Are you kidding me? Of course he could say his ABCs! We watch Sesame Street every day! This kid's whole day is all about the ABCs, practically. I said yes of course and he said, "I wouldn't worry about it until he's three."
I felt placated for a couple of days, and then fell back into my low grade worry cycle. I thought back to all my preschool kids and how much THEY talked. Most of them were pretty good conversationalists, honestly, once they got comfortable with me. Thomas definitely wasn't talking as well as any of them. Still, he would pop up with a new word now and then, and he can communicate most of desires, in one-word caveman speak. There were definitely no sentences, no expressions of feelings.
A month or so later we were in Hattiesburg, and I made a surprise drop-in visit on my Other Mother. Thomas was with me, so it was a sweet surprise. My Other Mother is a very busy and in demand speech pathologist. She is retired from the school system and now works privately, mostly dealing with kids with ADHD. She is incredibly well respected and of course I trust her opinion to the millionth degree. She didn't do a formal evalution - we were there a really short time, maybe twenty minutes, but I told her my concerns. She agreed with me, feeling a few things were off, then pulled out her big fat binder, and found the number for the speech therapist in our county.
I called that number before we left Hattiesburg, left a message, and got a return call the next day. It turned out that they couldn't see him before he was three, as their services didn't start until a child was three. Okay, so I would call back when he was three.

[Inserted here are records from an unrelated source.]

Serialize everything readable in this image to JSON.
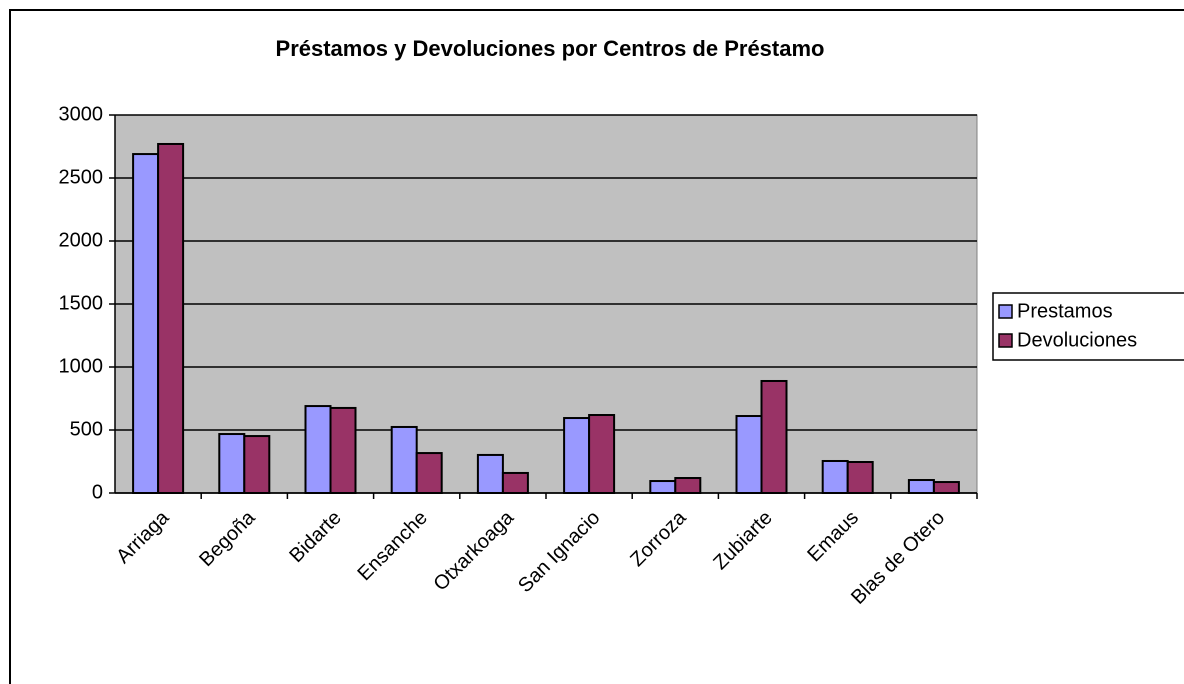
{
  "chart_data": {
    "type": "bar",
    "title": "Préstamos y Devoluciones por Centros de Préstamo",
    "categories": [
      "Arriaga",
      "Begoña",
      "Bidarte",
      "Ensanche",
      "Otxarkoaga",
      "San Ignacio",
      "Zorroza",
      "Zubiarte",
      "Emaus",
      "Blas de Otero"
    ],
    "series": [
      {
        "name": "Prestamos",
        "color": "#9999ff",
        "values": [
          2690,
          468,
          690,
          524,
          302,
          595,
          95,
          611,
          254,
          103
        ]
      },
      {
        "name": "Devoluciones",
        "color": "#993366",
        "values": [
          2770,
          452,
          675,
          317,
          159,
          619,
          119,
          889,
          246,
          87
        ]
      }
    ],
    "ylim": [
      0,
      3000
    ],
    "yticks": [
      0,
      500,
      1000,
      1500,
      2000,
      2500,
      3000
    ],
    "grid": true,
    "legend": "right"
  }
}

It still bothered me, a little. What do kids do who really have an issue, no question about it, I wondered? You know, preemies or kids on the autism spectrum? I realized there's private care, I suppose, but But it wasn't until I saw a friend from Facebook mention at home speech therapy for HER two-year-old that I realized there was an early intervention program available through the health department.
It was too little, too late. He was SO CLOSE to being three that there was no way they could see him before he was three, and then he would get handed over to the school district program anyway.
Now, I was pissed.
Seriously, though, this is a concern but it's not one that keeps me up at night. I am not worried that Thomas has major issues. If anything, I wonder if it's an articulation issue. As I said before, he CAN communicate. He definitely understands what we say, can follow instructions, comes running into the living room if he hears a theme song to a TV show he knows. Not to mention, the child has never had an ear infection in his life. If he's quiet, that's okay - we're actually a pretty quiet family. I just want someone who knows what they're talking about to evaluate him. I am just so ready for communication to take place - for him to tell me what he's thinking, feeling. All those funny observations that kids make, he just doesn't seem interested.
So, even it's just a minor deal, I was aggravated that it took me FINDING OUT ON FACEBOOK that there was early intervention available. How hard would it have been for my doctor to tell me about the health department program? And why didn't I think to Google early speech intervention + my particular county?
The only break we've received is when I got a call offering the last appointment of the summer. I was thrilled, since I had called the week of Thomas' birthday, and they said that he would be seen once he started school, maybe a couple of weeks in. I was feeling really hopeless that we were going to have to wait until September or so...so God heard my frustrated thoughts, I'm choosing to believe, and helped us out.
So, I ask you, do have experience with speech therapy and your kid(s)? Any words of advice or wisdom? I am eager to come across as a real live adult, you know, a parent who has managed to keep a kid alive for three whole years.